When Mike Bevan’s father died suddenly last year, he dutifully stepped into a family leadership role.
To help his mother, the senior history major from Winston-Salem immediately assumed household responsibilities great and small – from handling the insurance policies to winterizing the lawn equipment.
He also enrolled in “Fathers and Daughters,” the only known college class in the country devoted exclusively to dad-daughter relationships, to help his sister cope with their loss.
“I’m the next male role model in her life,” said Bevan (’12), an ROTC student following in his father’s military footsteps by commissioning as a Second Lieutenant in the Army upon graduation. “I’m thankful that he taught me how to solve problems and become financially independent. I want to help my sister with that as best I can.”
Professor of adolescent and educational psychology Linda Nielsen, a nationally renowned expert on father-daughter relationships, has taught the course for more than 20 years.
Her latest book, Father-Daughter Relationships: Contemporary Research and Issues, examines what improves or weakens these relationships and their impact on society. Written to aid social workers, family counselors, mental health practitioners and educators, Nielsen’s special interest is helping divorced and estranged dads and daughters reunite or strengthen their bonds.
“In the legal system during custody cases and too often in the college curriculum, fathers are treated unfairly in terms of sexist, denigrating stereotypes that portray mothers as superior to fathers. In our society, we still tend to denigrate, demoralize, disenfranchise and demean dads,” said Nielsen. “One of the goals of the ‘Fathers and Daughters’ class is to help male and female students recognize these negative stereotypes and move beyond them to create or to help others create more meaningful relationships.”
For Bevan, whose healing and adapting process continues, the class has provided an opportunity to share personal insights about fathers in military families while learning how to help his sister now that their father is no longer alive.
Read what other students have to say about “Fathers and Daughters.”
Dina Nosenko (’12), Psychology Major from Ukraine
“I have a good relationship with my father, but in my country, the father is an authoritative figure. Dr. Nielsen makes me think of my father more in an intimate way. I now think about his feelings.”
Nonsenko said class assignments, such as an interview with her father, have made them closer even though they are thousands of miles away. In conversations related to her assignments, Nosenko first heard the story of how her parents met, read the love letters they wrote to each other when they were her age, and talked to her father about why they married after just two weeks.
She said it’s important that women look for something meaningful in their relationships, a common ground that binds them. She strengthened her bond with her father when she learned that he, too, was uncertain about his future at one time.
“He said, ‘I have no idea what I’m going to do. I remember it was the scariest time of my life.’ Knowing that he felt the same way and would support me no matter what was reassuring.”
Sharonna Taylor-Howard (’11), Spanish Major originally from Pittsburgh, Pa.
“Sometimes you just need to start a deeper conversation.”
Not only did Taylor-Howard want to improve her relationship with her father, but – as the only person in the class with a child of her own – she also wanted to better understand the perspective of her two-year-old son’s father.
“A lot of the research we read on fathers, and particularly African American, young, single fathers, applied to me,” said Taylor-Howard, who now works in the Office of Academic Advising.
“One thing Dr.

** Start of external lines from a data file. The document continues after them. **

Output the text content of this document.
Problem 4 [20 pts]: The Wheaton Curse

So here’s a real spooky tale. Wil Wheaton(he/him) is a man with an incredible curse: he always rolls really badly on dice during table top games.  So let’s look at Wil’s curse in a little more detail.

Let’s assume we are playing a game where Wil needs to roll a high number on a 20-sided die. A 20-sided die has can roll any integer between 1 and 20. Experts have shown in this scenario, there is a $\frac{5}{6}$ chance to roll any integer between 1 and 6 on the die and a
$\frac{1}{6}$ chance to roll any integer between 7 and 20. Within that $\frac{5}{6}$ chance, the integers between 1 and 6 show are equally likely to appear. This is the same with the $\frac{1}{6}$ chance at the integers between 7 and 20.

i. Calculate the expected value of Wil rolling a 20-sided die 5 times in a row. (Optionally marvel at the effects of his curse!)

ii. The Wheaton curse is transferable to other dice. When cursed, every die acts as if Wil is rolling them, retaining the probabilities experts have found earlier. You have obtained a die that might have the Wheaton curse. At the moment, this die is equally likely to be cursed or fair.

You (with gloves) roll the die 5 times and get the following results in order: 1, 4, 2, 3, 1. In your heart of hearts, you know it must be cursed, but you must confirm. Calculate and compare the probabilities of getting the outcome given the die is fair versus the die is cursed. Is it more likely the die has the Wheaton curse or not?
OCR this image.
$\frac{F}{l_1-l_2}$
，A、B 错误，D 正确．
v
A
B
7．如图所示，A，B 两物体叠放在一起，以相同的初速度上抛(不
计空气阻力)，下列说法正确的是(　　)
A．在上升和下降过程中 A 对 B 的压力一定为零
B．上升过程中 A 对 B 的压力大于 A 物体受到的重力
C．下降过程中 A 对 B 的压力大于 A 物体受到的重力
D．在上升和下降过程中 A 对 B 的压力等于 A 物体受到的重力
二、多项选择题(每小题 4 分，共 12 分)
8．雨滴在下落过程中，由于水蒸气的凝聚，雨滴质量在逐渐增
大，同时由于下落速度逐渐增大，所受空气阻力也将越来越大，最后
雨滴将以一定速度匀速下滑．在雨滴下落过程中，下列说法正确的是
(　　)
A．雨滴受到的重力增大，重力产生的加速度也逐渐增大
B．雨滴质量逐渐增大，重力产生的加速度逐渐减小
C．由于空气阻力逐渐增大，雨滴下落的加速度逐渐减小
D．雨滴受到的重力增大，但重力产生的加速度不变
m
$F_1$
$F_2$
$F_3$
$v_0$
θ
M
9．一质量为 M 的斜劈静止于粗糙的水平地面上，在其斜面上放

Nielsen talks about is phoning your dad to talk about more than just money or because your car isn’t working,” she added. “Now I find myself calling him for relationship advice, which is usually what I would have called my mom for. But I’ve realized that since my dad’s a man, he can tell me better.”
Maria Binney (’12), Psychology Major from Roswell, Ga.
“I think that ‘Fathers and Daughters’ may be the most important class I have taken in college. Not only did we learn about all types of diverse family structures including divorced parents, biracial parents, gay parents, families living in poverty, and a variety of other situations, I learned something valuable that is not taught in any other class: to value my own family.”
Even though Binney always considered herself close to her father, she said Nielsen’s course and books are full of advice for both fathers and daughters on how to communicate more effectively with each other – a life skill she will always remember and practice.
“This unique class is a must-take at Wake Forest, and will impact each student’s life far more than he or she expects going into it. I know that after laughing together and crying together at times, everyone in my class would recommend this class to others.”